Dengan kata lain, dapat dijelaskan bahwa apabila seseorang telah berpikir
rasional atau logis yang dapat diterima dengan akal sehat, maka orang itu akan
bertingkah laku rasional dan logis pula. Tetapi sebaliknya apabila seseorang
itu berpikir yang tidak rasional atau tidak bisa diterima akal sehat, maka ia
menunjukkan tingkah laku yang tidak rasional.

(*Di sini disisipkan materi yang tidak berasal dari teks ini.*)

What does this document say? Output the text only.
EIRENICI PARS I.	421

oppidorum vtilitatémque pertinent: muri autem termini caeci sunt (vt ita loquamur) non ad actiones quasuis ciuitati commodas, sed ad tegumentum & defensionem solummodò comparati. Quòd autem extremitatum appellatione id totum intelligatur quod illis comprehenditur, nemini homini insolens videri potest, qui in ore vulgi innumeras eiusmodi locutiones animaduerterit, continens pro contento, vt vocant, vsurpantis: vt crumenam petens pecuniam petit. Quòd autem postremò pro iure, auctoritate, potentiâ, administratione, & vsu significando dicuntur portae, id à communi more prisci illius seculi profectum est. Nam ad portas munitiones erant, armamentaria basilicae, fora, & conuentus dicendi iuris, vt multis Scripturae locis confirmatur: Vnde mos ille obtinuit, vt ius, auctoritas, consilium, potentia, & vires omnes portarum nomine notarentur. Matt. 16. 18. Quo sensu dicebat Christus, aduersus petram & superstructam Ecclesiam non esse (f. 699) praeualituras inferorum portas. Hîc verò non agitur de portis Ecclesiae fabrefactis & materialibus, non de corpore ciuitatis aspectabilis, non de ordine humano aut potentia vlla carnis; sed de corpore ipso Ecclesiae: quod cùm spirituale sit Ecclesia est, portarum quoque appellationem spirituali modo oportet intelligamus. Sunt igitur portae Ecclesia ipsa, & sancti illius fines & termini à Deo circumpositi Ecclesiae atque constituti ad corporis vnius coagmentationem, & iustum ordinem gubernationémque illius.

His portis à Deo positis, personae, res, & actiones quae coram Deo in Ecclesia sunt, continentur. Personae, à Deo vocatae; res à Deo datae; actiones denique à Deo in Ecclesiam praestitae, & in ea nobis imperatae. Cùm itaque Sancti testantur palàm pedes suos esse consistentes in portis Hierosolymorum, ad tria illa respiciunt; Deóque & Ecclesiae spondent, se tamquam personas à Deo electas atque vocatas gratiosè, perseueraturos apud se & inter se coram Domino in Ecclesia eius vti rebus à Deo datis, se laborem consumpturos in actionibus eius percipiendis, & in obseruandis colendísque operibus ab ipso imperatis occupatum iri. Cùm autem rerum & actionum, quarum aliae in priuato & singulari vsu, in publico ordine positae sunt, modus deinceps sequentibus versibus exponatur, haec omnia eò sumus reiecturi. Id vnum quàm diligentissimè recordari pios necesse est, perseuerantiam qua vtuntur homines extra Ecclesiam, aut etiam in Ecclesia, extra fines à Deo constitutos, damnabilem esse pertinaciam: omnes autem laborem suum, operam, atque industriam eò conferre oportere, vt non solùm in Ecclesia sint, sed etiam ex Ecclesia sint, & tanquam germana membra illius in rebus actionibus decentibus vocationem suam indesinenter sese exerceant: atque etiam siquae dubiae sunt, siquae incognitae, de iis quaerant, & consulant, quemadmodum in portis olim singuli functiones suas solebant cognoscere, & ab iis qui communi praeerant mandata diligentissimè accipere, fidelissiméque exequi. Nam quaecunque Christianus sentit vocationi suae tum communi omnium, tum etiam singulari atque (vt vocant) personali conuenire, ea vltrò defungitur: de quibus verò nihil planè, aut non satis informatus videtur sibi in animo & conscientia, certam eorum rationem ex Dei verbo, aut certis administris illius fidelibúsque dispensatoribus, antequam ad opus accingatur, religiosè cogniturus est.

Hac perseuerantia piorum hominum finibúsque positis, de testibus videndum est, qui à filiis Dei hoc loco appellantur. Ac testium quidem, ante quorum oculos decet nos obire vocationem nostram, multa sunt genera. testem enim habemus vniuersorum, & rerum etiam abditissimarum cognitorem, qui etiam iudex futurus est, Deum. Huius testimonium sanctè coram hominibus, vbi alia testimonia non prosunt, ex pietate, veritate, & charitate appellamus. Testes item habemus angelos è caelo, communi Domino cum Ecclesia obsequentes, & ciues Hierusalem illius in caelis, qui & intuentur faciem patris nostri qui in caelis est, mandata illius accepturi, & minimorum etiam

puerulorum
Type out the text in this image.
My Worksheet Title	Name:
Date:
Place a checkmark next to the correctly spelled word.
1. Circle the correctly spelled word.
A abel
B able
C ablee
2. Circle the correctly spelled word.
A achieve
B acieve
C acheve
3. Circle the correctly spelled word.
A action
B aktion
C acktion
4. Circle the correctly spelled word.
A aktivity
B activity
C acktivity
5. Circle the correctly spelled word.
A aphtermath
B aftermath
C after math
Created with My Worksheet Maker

Pola berpikir semacam inilah oleh
Ellis yang disebut sebagai penyebab bahwa seseorang itu mengalami gangguan
emosional.
b)
Pikiran,
perasaan, dan tindakan manusia adalah merupakan suatu proses yang satu dengan
yang lainnya tidak dapat dipisahkan.
c)
Individu
bersifat unik dan memiliki potensi untuk memahami keterbatasannya, serta
potensi mengubah pandangan dasar dan nilai-nilai yang diterimanya secara tidak
kritis.[8]
2.
Konsep-Konsep
Dasar Teori Rasional-Emotif
Konsep dasar teori Rasional-Emotif ini mengikuti pola yang teliti,
didasarkan pada teori A-B-C.
A = Activating Experience (pengalaman aktif) Ialah suatu
keadaaan, fakta peristiwa, atau tingkah laku yang dialami individu.
B = Belief System (cara individu memandang sesuatu hal).
Pandangan dan penghayatan individu terhadap A.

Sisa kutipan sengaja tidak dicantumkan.